Dentro do barco do pai de Melanie, eles resolvem jogar um jogo, até que o amigo cotista acaba entregando tudo – o real plano – e eles têm que matar a amiga mal-humorada, adiantando as coisas, pois precisam de um sacrifício e o sangue de um virgem. Novamente, tudo o que queriam era que Cole dormisse para tirar um pouco do seu sangue para terminarem um ritual satânico e ter tudo o que sempre quiseram. Isso mesmo que você leu: a história se repetindo. No fim das contas, Melanie, mesmo sabendo de tudo o que aconteceu com Bee e seus amigos, assina o livro do diabo e vai atrás de Cole – a única pessoa virgem que ela conhece.

Me lembrou muito outro filme trash/terror/comédia com o Jim Carrey, chamado Once Bitten, de 1985, em que ele é perseguido por uma vampira só porque é virgem, e o único sangue que ela pode consumir é de virgens.

Voltando ao plot de A Babá: a rainha da morte, novamente Cole está sendo perseguido por satanistas e, o pior, o grupo anterior volta – exceto Bee, e todos têm sangue de vingança contra o pobre rapaz. Porém, dessa vez ele acaba tendo uma parceira de crime: Phoebe, que aparece acidentalmente, vê tudo e se prepara para fugir quando Cole se joga com ela em um jetsky, fugindo. Então começa a perseguição.

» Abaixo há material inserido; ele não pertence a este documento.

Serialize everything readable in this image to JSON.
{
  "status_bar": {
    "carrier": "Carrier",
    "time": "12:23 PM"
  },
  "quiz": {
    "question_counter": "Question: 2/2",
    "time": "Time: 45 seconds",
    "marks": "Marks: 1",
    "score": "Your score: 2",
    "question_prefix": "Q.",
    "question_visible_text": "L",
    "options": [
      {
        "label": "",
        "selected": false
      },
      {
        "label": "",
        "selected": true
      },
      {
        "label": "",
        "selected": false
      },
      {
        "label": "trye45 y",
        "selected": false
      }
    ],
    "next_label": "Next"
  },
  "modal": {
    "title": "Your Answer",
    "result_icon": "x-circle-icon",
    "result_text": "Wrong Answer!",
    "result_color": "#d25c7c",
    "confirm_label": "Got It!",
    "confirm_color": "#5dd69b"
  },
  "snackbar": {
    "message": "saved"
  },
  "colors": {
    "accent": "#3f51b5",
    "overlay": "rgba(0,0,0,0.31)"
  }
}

Brincando com elementos trash

Um dos pontos mais fortes desse filme é que ele, em momento algum, tenta ser sério. Ele sabe que é galhofa, nonsense e necessita de toda a figura do trash para sobreviver e segurar as cenas, uma mais criativa do que a outra. Se você é fã do estilo, vai encontrar TODOS os elementos ali, misturados de maneira orgânica, que funcionam em cada pedaço do longa. As piadas com cunho de crítica social também estão com tudo, como quando John, o único personagem negro dos dois filmes se congratula por não ter sido o primeiro a morrer (todo mundo sabe que, se tem um negro no filme, ele será o primeiro a morrer) ou, quando ele está “morrendo” e começa a rezar profusamente, uma crítica pesadíssima aos crente, que só recorrem à figura divina quando acham que podem ir pro inferno.

Reprodução: Netflix

A história também brinca com a ideia do pós-vida, mostrando o inferno pessoal de cada um dos personagens do filme anterior – exceto o de Bee. Por exemplo, o personagem Max fica preso trabalhando em um fast food e atendendo gente escrota, não podendo matar ninguém (quem trabalha diariamente com pessoas entende o Max do fundo do coração).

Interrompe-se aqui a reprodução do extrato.